Start with the f1WAE interpreter for deferred substitution, and extend the implementation to support any number of arguments to a function (including zero), and any number of arguments (including zero) in a function application:

<FunDef> = {deffun {<id> <id>*} <fnWAE>}

<fnWAE> = <num>

| {+ <fnWAE> <fnWAE>}

| {- <fnWAE> <fnWAE>}

| {with {<id> <fnWAE>} <fnWAE>}

| <id>

| {<id> <fnWAE>*}

As with homework 1, you must change the f1WAE datatype, and you must thus provide a parse function that produces values of your modified f1WAE datatype. It must accept a quoted expression and produce an fnWAE value. Similarly, you must provide a parse-defn function to parse definitions.

See homework 1 for details on these functions.

You must also provide an interp-expr function with signature:

fnWAE (listof FunDef) -> Number

This function should be a very simple wrapper for your interp function, which our tests will call on the results of your parsers. If yours is more than a few lines (one line is possible), you may be overthinking it.

2 Errors

Your interpreter and parser must obey the formats and precedence rules described in homework 1. Otherwise, assume that the input to your parser is a well-formed program.

3 Conditionals

Add if0, a conditional expression. It has three subexpressions:

<fnWAE> = ...

| {if0 <fnWAE> <fnWAE> <fnWAE>}

Evaluating an if0 expression evaluates the first subexpression; if it produces 0, then the result of the entire expression is the result of the second subexpression. Otherwise, the result is the result of the third subexpression.

Examples:

(test (interp-expr (parse '{if0 0 1 2}) '()) 1)

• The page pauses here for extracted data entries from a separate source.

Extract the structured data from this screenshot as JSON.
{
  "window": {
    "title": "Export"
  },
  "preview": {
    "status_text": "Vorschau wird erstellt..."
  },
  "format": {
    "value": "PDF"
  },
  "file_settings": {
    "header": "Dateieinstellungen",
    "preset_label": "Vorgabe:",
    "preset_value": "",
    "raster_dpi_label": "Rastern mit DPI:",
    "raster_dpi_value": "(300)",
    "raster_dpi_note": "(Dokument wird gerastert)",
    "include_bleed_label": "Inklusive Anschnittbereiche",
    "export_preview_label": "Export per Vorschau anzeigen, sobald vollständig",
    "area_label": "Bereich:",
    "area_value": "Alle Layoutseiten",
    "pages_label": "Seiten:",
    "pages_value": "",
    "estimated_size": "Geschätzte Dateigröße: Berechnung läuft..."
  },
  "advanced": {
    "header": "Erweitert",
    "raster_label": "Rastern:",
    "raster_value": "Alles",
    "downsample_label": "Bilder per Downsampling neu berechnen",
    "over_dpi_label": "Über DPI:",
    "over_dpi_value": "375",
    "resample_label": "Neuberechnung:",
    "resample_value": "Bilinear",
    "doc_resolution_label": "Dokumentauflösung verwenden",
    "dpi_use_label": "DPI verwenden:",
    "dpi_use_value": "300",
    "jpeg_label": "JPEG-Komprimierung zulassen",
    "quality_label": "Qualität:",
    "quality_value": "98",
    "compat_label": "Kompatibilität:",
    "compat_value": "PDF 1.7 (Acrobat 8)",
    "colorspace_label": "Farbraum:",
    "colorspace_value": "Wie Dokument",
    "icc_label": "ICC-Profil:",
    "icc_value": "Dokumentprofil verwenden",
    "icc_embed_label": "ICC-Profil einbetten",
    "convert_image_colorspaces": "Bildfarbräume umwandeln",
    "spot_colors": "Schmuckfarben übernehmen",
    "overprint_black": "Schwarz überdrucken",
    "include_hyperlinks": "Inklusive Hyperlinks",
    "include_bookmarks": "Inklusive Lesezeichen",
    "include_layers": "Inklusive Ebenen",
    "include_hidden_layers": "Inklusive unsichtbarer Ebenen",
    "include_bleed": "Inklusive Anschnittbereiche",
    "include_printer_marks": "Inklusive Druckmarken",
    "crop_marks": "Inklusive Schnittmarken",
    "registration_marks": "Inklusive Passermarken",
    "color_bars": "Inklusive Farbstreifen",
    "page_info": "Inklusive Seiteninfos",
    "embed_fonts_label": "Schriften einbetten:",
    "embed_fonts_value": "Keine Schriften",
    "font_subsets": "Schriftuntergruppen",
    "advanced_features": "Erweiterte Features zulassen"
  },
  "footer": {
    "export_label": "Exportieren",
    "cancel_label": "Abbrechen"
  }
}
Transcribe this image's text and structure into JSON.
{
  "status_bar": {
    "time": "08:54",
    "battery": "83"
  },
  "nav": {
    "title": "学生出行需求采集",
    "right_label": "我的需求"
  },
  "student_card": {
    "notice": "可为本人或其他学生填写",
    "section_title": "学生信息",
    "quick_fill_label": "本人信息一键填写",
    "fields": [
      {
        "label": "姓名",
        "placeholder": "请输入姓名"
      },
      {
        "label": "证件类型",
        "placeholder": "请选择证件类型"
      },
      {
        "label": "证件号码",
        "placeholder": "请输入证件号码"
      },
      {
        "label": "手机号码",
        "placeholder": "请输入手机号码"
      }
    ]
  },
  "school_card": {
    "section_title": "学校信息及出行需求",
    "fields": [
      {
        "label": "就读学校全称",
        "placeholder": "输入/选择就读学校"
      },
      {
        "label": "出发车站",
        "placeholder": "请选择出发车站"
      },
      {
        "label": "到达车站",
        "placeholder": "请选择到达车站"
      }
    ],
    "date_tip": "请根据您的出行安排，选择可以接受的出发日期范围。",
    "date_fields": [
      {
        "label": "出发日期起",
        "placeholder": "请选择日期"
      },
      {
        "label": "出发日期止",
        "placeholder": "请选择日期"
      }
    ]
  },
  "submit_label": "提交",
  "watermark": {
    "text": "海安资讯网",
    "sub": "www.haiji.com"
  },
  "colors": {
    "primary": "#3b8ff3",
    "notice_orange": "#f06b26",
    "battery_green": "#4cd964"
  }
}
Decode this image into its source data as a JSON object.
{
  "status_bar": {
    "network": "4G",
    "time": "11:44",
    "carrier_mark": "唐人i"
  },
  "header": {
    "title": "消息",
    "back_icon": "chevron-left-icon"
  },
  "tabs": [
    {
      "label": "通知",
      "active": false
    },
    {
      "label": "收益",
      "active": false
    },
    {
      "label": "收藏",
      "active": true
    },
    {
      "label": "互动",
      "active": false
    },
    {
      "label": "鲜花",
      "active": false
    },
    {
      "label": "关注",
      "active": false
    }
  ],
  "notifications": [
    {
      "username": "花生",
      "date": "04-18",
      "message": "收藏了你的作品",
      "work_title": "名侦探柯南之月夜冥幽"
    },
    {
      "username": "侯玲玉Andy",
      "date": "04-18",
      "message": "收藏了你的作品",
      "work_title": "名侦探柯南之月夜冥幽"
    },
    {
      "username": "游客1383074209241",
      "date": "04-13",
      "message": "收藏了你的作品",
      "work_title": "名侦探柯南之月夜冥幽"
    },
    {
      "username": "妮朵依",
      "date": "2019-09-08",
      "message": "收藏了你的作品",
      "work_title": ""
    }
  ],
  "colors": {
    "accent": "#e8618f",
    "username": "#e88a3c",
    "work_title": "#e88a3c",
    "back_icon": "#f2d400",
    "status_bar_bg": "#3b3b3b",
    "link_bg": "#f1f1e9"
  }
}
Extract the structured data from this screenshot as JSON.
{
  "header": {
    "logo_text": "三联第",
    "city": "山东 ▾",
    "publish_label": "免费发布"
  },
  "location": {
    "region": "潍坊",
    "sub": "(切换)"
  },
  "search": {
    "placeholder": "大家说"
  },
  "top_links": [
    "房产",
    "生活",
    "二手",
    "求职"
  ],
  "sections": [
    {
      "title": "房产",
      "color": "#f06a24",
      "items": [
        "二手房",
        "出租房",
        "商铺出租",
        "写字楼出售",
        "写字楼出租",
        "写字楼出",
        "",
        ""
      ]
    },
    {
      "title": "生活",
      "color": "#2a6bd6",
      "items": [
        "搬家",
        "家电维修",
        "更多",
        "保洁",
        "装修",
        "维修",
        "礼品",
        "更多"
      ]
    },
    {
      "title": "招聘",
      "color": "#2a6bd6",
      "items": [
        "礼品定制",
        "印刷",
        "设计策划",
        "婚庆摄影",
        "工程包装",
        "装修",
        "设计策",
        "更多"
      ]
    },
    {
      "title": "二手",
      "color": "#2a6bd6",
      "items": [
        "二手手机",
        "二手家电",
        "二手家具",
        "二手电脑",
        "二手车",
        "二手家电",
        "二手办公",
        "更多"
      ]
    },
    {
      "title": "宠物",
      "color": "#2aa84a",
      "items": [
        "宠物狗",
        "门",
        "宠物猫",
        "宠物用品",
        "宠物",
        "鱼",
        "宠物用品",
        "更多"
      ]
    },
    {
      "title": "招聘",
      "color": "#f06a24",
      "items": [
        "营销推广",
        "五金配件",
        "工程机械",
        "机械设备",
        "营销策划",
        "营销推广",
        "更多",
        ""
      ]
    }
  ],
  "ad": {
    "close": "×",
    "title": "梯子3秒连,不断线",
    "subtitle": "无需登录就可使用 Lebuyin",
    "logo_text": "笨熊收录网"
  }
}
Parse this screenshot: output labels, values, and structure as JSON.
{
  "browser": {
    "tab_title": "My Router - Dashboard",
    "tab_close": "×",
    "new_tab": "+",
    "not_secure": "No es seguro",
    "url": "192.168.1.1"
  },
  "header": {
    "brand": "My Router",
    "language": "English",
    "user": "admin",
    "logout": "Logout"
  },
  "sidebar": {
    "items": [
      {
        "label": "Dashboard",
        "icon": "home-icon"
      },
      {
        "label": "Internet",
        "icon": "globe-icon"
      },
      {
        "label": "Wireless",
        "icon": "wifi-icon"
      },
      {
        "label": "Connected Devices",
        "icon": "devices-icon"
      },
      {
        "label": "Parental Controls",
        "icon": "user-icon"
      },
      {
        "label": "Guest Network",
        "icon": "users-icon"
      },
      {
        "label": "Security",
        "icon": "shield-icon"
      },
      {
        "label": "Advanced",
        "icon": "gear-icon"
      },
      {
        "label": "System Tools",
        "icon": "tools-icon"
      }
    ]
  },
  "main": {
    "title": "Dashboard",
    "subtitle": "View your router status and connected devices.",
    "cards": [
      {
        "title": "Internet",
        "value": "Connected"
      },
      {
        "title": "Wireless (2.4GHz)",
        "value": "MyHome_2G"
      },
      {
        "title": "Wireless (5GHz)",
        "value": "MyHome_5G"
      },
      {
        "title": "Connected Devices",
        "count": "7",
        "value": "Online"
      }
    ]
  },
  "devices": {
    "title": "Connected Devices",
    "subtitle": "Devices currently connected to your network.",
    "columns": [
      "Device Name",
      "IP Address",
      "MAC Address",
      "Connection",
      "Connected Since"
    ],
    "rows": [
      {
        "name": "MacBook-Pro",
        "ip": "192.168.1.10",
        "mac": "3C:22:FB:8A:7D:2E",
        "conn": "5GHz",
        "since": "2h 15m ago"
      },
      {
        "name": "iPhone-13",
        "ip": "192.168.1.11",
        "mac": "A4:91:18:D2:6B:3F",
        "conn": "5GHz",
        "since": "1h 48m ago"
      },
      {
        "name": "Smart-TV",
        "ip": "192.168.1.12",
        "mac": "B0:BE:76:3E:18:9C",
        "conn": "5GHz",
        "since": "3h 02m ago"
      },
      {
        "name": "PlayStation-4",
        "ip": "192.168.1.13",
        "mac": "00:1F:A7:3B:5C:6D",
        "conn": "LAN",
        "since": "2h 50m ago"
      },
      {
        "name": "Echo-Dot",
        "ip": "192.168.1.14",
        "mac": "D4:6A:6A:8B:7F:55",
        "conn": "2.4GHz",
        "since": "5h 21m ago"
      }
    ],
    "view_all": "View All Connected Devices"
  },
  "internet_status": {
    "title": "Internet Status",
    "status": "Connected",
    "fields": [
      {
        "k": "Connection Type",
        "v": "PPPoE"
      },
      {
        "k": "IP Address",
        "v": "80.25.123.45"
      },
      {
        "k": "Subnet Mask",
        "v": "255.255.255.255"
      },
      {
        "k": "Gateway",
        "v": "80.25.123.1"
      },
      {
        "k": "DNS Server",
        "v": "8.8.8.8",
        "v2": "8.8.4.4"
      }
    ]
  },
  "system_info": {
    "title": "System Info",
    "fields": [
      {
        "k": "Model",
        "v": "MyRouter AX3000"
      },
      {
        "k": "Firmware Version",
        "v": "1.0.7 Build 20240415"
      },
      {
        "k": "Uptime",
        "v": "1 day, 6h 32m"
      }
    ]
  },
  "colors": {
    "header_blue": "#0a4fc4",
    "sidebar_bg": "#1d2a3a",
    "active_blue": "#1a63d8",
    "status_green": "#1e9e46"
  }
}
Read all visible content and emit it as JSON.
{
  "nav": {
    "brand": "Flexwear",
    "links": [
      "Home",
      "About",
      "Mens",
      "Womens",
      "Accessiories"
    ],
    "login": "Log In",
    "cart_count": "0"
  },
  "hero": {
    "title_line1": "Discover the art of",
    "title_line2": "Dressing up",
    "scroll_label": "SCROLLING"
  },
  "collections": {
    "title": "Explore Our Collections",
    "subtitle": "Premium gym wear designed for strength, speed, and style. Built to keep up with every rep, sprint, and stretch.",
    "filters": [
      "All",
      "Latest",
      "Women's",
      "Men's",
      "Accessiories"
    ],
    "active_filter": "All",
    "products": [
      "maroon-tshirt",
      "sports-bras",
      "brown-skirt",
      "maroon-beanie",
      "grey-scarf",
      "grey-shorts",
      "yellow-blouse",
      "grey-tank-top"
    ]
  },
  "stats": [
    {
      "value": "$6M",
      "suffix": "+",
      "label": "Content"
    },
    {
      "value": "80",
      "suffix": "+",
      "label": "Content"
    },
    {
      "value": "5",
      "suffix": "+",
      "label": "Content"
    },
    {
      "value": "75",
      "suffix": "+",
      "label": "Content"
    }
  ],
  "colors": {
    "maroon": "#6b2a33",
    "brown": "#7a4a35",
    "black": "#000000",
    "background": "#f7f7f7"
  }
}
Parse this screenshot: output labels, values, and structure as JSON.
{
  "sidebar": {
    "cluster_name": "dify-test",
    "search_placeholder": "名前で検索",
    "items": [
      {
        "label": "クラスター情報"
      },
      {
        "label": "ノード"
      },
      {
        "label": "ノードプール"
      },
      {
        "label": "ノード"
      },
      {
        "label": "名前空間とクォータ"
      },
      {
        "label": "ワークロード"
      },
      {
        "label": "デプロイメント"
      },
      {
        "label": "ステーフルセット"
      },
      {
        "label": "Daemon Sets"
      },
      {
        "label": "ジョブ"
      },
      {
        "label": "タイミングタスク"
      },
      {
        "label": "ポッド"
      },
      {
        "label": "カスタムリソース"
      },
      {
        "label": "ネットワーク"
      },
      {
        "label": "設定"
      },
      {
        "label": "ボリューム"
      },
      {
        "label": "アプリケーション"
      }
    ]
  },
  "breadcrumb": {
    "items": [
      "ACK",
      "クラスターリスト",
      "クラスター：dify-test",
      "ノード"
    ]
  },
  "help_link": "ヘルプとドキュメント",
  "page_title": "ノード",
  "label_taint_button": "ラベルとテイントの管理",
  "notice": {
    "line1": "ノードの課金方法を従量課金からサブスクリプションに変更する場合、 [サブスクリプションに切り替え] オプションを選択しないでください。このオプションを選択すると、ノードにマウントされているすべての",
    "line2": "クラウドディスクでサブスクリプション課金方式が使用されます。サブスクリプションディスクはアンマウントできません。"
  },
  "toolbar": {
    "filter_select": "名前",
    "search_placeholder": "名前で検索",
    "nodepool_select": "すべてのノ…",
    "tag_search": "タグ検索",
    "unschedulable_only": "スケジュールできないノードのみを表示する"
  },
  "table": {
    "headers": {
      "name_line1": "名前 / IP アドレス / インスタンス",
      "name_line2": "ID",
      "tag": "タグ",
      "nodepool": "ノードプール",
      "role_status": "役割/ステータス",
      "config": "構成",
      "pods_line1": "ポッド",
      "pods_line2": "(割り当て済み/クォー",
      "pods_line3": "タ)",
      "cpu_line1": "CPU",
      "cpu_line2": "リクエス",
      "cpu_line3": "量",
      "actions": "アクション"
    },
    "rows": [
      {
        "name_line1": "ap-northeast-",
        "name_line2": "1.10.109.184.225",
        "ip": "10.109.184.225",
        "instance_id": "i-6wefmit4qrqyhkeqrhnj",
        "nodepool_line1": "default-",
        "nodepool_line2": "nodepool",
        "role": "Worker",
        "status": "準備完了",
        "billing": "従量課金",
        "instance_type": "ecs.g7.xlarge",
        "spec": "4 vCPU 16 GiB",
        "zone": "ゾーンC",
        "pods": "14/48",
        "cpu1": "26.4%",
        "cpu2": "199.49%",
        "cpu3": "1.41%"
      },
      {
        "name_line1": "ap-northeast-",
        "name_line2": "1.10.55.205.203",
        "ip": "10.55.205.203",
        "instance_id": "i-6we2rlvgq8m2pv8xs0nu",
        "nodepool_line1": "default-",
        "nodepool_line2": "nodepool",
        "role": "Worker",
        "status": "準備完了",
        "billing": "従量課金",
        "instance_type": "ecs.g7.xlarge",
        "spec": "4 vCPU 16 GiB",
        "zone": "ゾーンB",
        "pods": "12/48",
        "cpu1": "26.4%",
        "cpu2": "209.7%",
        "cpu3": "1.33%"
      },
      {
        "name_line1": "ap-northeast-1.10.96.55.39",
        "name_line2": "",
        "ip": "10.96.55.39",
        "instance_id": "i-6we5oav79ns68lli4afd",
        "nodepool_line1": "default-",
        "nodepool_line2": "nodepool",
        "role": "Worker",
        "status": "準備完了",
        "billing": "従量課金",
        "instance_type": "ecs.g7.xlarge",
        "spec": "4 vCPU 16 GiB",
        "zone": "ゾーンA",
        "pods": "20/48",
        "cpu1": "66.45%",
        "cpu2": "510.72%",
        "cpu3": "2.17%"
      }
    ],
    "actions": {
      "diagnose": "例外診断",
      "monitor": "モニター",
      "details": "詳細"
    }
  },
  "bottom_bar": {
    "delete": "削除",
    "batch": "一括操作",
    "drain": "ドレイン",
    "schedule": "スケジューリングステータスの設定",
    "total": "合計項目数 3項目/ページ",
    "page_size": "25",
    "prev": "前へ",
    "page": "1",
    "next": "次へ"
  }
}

(test (interp-expr (parse '{if0 1 2 3}) '()) 3)

4 Negative predicate

Implement, in the fnWAE language (without any extensions, i.e., you cannot add new kinds of expressions to the language or to your interpreter), a predicate neg? that determines if an integer is negative.

{deffun {neg? x} ...}

It must return either 0 (if the input is negative), or 1 (if not). The number 0 is not itself considered negative.

5 Multiplication on integers

Implement, in the fnWAE language (without any extensions), a function mult that computes the product of two integers.

{deffun {mult x y} ...}

Hint: your neg? and mult functions will likely come in handy for homework 3.

6 Handin instructions

Provide definitions for parse, parse-defn, and interp-expr, as above.

Provide a PLAI-level definition of mult-and-neg-deffuns that is bound to a list of (unparsed) deffuns that contains both neg? and mult as well as any helper functions you need:

(define mult-and-neg-deffuns

(list `{deffun {neg? x} ...}

`{deffun {mult x y} ...}

; other deffuns okay, too, for your helpers

))

Do not leave in any unused code (i.e., no subst). Tests for the above functions (or helpers you may use along the way) are fine, though.

Have the 8 rules from the Provost’s website (see the homework 0 for more details).

Submit your code via Canvas.

Your submission must include your test cases; submissions without test cases will not get any credit.